1. Verfahren zum Auftragen von mindestens einer Streichfarbe mit einem hohen Feststoffgehalt
auf eine Materialbahn, insbesondere aus Papier oder Karton, dadurch gekennzeichnet, dass die Streichfarbe mit mindestens einem Vorhangauftragswerk aufgetragen wird.
2. Verfahren nach Anspruch 1, dadurch gekennzeichnet, dass die Streichfarbe anorganische Farbpigmente aufweist.
3. Verfahren nach Anspruch 2, dadurch gekennzeichnet, dass als Farbpigmente Kalziumkarbonat verwendet wird.
4. Verfahren nach Anspruch 3, dadurch gekennzeichnet, dass das Kalziumkarbonat einen Feststoffgehalt von mehr als 65 Prozent aufweist.
5. Verfahren nach Anspruch 2, dadurch gekennzeichnet, dass die Streichfarbe Farbpigmente mit einer plättchenförmigen Gestalt aufweist.
6. Verfahren nach Anspruch 5, dadurch gekennzeichnet, dass als Farbpigmente Kaolin oder eine Kalziumkarbonat-Kaolin-Mischung verwendet werden.

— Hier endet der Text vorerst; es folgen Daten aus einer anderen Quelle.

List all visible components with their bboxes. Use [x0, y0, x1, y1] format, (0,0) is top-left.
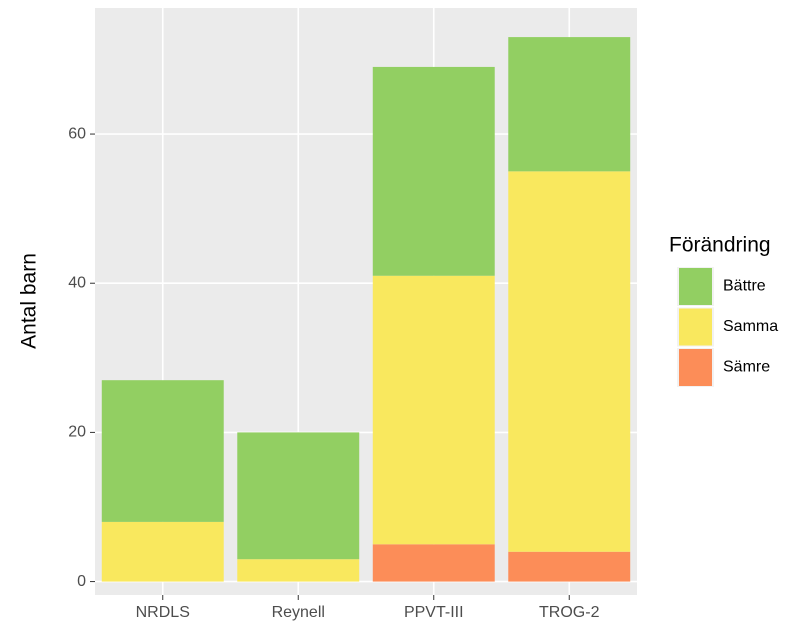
bar-segment [372, 275, 495, 545]
bar-segment [101, 380, 224, 522]
bar-segment [372, 66, 495, 276]
x-tick-label: PPVT-III [404, 604, 464, 621]
y-tick-label: 20 [68, 424, 86, 441]
x-tick-label: Reynell [272, 604, 325, 621]
bar-segment [508, 171, 631, 552]
bar-segment [372, 544, 495, 582]
y-tick-label: 60 [68, 125, 86, 142]
legend-label: Bättre [723, 278, 766, 295]
bar-segment [101, 521, 224, 582]
legend-label: Sämre [723, 359, 770, 376]
y-tick-label: 40 [68, 274, 86, 291]
legend-title: Förändring [669, 234, 771, 257]
legend-key [679, 268, 712, 305]
legend-key [679, 349, 712, 386]
y-tick-label: 0 [77, 573, 86, 590]
bar-segment [237, 432, 360, 560]
x-tick-label: TROG-2 [539, 604, 600, 621]
bar-segment [237, 559, 360, 582]
y-axis-title: Antal barn [18, 253, 41, 349]
bar-segment [508, 551, 631, 582]
legend-label: Samma [723, 318, 778, 335]
x-tick-label: NRDLS [136, 604, 190, 621]
bar-segment [508, 37, 631, 172]
legend-key [679, 308, 712, 346]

7. Verfahren nach Anspruch 6, dadurch gekennzeichnet, dass eine eine Kalziumkarbonat-Kaolin-Mischung aufweisende Streichfarbe einen Feststoffgehalt
von mehr als 63 Prozent aufweist.
8. Verfahren nach Anspruch 5, dadurch gekennzeichnet, dass das plättchenförmige Pigment ein großes Breite-Dicke-Verhältnis aufweist.
9. Verfahren nach einem der Ansprüche 6 bis 8, dadurch gekennzeichnet, dass als Kaolin ein kalziniertes Kaolin verwendet wird.
10. Verfahren nach einem der Ansprüche 6 bis 9, dadurch gekennzeichnet, dass solche Farbpigmente verwendet werden, die eine Kaolin-Talkum-Mischung aufweisen.
11. Verfahren nach Anspruch 10, dadurch gekennzeichnet, dass die Streichfarbe einen Feststoffgehalt von mehr als 60 Prozent aufweist.
12. Verfahren nach einem der Ansprüche 6 bis 10, dadurch gekennzeichnet, dass die Streichfarbe einen Feststoffgehalt von mehr als 60 Prozent, insbesondere mehr
als 62 Prozent aufweist.
13. Streicheinrichtung zum Auftragen von mindestens einer Streichfarbe mit einem hohen
Feststoffgehalt auf eine Materialbahn, insbesondere aus Papier oder Karton, dadurch gekennzeichnet, dass die Streicheinrichtung mindestens ein Vorhangauftragswerk aufweist.